Raymond walked the halls and galleys of the Darkk, listening to distant sounds and eerie music that came from the basement. The sounds always led him to the underground vaults where rumors alluded to supernatural occurrences. Raymond saw enough of life to know there was no magic, no uncanny interventions. His life was characterized by tedium and torment … and the desire to create. For Raymond the only magic in life was making art. When he was a young man he desperately tried to break from the bonds of daily drudgery and discover some world beyond the norm. He realized how much he needed magic to make his life meaningful. He tried LSD and other mind altering drugs — he was seduced by strange visions and dreams, but when the drug wore off nothing really changed — he was faced with the dilemma of his sad life in a world where he was not accepted or appreciated. His art languished. His creative juices dried up. He tortured himself trying to regain his creative vision. Raymond threw himself into sexual abandon in hopes of cultivating some truth beyond ordinary reality. He became an object of desire and repulsion — experimenting with physical and mental sadomasochism. He was victim and abuser in satanic rape scenes with men and women. The rituals and fetishes amounted to nothing — no truths and no resolves. He fell to earth like a being from another world — ending in a pit of total despair. Raymond’s despair came from the realization that there was no magic, no alien creatures, and no life beyond death. In his despair he picked up a brush and discovered he could still paint — he was able to make art and that was his only value and function. He accepted the drudgery necessary to keep eating and breathing in order to create.

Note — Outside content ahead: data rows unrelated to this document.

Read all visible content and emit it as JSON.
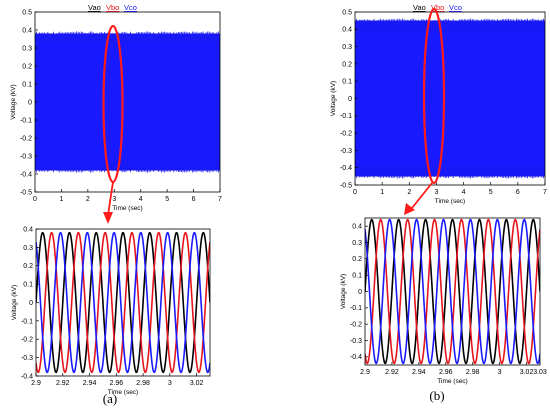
{
  "legend": [
    {
      "label": "Vao",
      "color": "#000000"
    },
    {
      "label": "Vbo",
      "color": "#e8141c"
    },
    {
      "label": "Vco",
      "color": "#1a1aff"
    }
  ],
  "zoom_highlight_color": "#ff1a1a",
  "chart_data": [
    {
      "type": "line",
      "panel": "(a) full",
      "xlabel": "Time (sec)",
      "ylabel": "Voltage (kV)",
      "xlim": [
        0,
        7
      ],
      "ylim": [
        -0.5,
        0.5
      ],
      "xticks": [
        0,
        1,
        2,
        3,
        4,
        5,
        6,
        7
      ],
      "yticks": [
        -0.5,
        -0.4,
        -0.3,
        -0.2,
        -0.1,
        0,
        0.1,
        0.2,
        0.3,
        0.4,
        0.5
      ],
      "amplitude": 0.38,
      "series": [
        {
          "name": "Vao",
          "phase_deg": 0
        },
        {
          "name": "Vbo",
          "phase_deg": -120
        },
        {
          "name": "Vco",
          "phase_deg": 120
        }
      ]
    },
    {
      "type": "line",
      "panel": "(a) zoom",
      "xlabel": "Time (sec)",
      "ylabel": "Voltage (kV)",
      "xlim": [
        2.9,
        3.03
      ],
      "ylim": [
        -0.4,
        0.4
      ],
      "xticks": [
        2.9,
        2.92,
        2.94,
        2.96,
        2.98,
        3,
        3.02
      ],
      "yticks": [
        -0.4,
        -0.3,
        -0.2,
        -0.1,
        0,
        0.1,
        0.2,
        0.3,
        0.4
      ],
      "amplitude": 0.38,
      "frequency_hz": 50,
      "caption": "(a)",
      "series": [
        {
          "name": "Vao",
          "phase_deg": 0
        },
        {
          "name": "Vbo",
          "phase_deg": -120
        },
        {
          "name": "Vco",
          "phase_deg": 120
        }
      ]
    },
    {
      "type": "line",
      "panel": "(b) full",
      "xlabel": "Time (sec)",
      "ylabel": "Voltage (kV)",
      "xlim": [
        0,
        7
      ],
      "ylim": [
        -0.5,
        0.5
      ],
      "xticks": [
        0,
        1,
        2,
        3,
        4,
        5,
        6,
        7
      ],
      "yticks": [
        -0.5,
        -0.4,
        -0.3,
        -0.2,
        -0.1,
        0,
        0.1,
        0.2,
        0.3,
        0.4,
        0.5
      ],
      "amplitude": 0.45,
      "series": [
        {
          "name": "Vao",
          "phase_deg": 0
        },
        {
          "name": "Vbo",
          "phase_deg": -120
        },
        {
          "name": "Vco",
          "phase_deg": 120
        }
      ]
    },
    {
      "type": "line",
      "panel": "(b) zoom",
      "xlabel": "Time (sec)",
      "ylabel": "Voltage (kV)",
      "xlim": [
        2.9,
        3.03
      ],
      "ylim": [
        -0.45,
        0.45
      ],
      "xticks": [
        2.9,
        2.92,
        2.94,
        2.96,
        2.98,
        3,
        3.02,
        3.03
      ],
      "yticks": [
        -0.4,
        -0.3,
        -0.2,
        -0.1,
        0,
        0.1,
        0.2,
        0.3,
        0.4
      ],
      "amplitude": 0.44,
      "frequency_hz": 50,
      "caption": "(b)",
      "series": [
        {
          "name": "Vao",
          "phase_deg": 0
        },
        {
          "name": "Vbo",
          "phase_deg": -120
        },
        {
          "name": "Vco",
          "phase_deg": 120
        }
      ]
    }
  ]
}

Raymond was intrigued by the art in the vaults beneath the museum. The Paintings by Ambrose Darkk were primitive, yet oddly disturbing. They did not seem particularly sophisticated — filled with childlike splashes in a maze of atmospheric delirium, but the more he studied the art the more intrigued he became. Raymond began to see images in the paintings. The “altered music” became louder the longer he lingered. Night after night, Raymond spent more time in the vaults. His mind played tricks — he knew the wraiths he saw were merely shadows caused by his subconscious need for hallucinatory stimulation. A particular dark shadow frequently appeared. Raymond imagined it was the remains of Ambrose Darkk, appearing as some sort of necromancer. The paintings seemed to change. Faces appeared and vanished. Each canvas was a portrait — each told a story. Raymond no longer walked the halls of the museum — he spent all night in the vault. The portraits were alive. He heard them scream, but he could not tear himself away. One night, Raymond saw a blank canvas in the Darkk Vault. The next night he saw a man dressed in black like a shadow sitting in front of the blank canvas with brushes and paint. Ambrose Darkk was painting the soul of Raymond Rambush. The music stopped.